The weaknesses deserve candid acknowledgment. The MRT connectivity picture is functional rather than excellent: Novena NS at 0.89 km is comfortably within range but requires either a 12-minute walk or a bus connection, not a direct stroll. Buyers accustomed to sub-500m MRT access will feel the difference. The 23-unit scale limits facilities to the essentials — pool and parking, without the clubhouse, gym, or tennis courts that larger peers provide. And the Balestier micro-location, while gentrifying, retains a grittier, more mixed-use character than the polished residential precincts of Toa Payoh central or Novena proper. These are the structural reasons why Chelsea Grove’s psf sits where it does.

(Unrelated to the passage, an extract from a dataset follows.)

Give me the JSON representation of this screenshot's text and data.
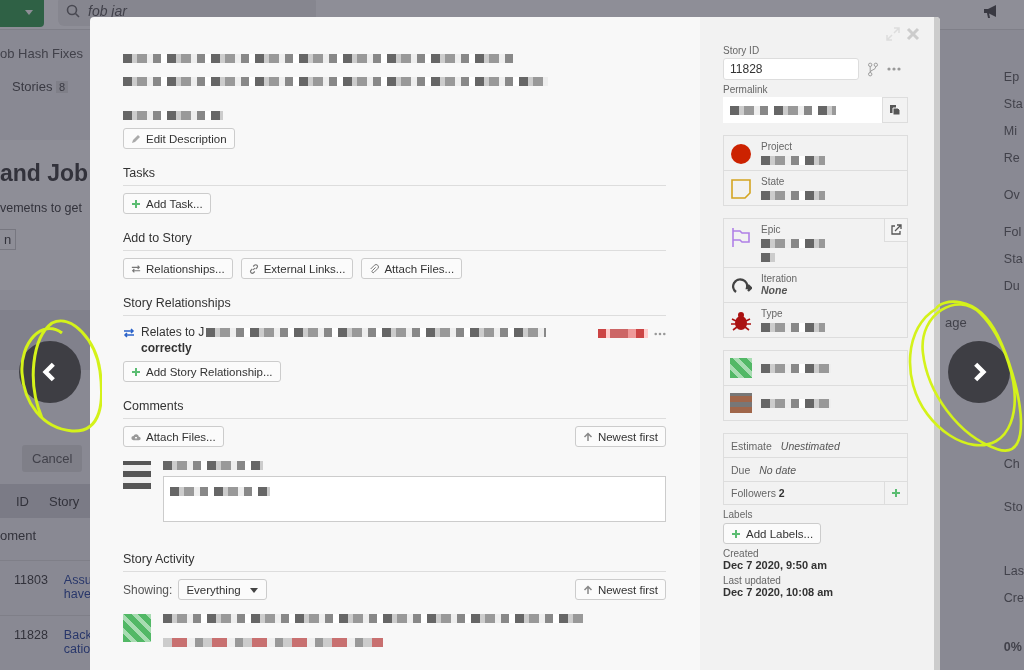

The opportunity case is clear for the right buyer profile: a value-oriented freehold buyer with a medium-to-long holding horizon, comfortable with the Balestier enclave character, and seeking the income support of a 3%+ yield while banking the capital appreciation thesis of freehold D12 land. Against that benchmark, Chelsea Grove delivers compelling risk-adjusted value — and at a price point well below what equivalent-tenure assets command in neighbouring Novena or Newton.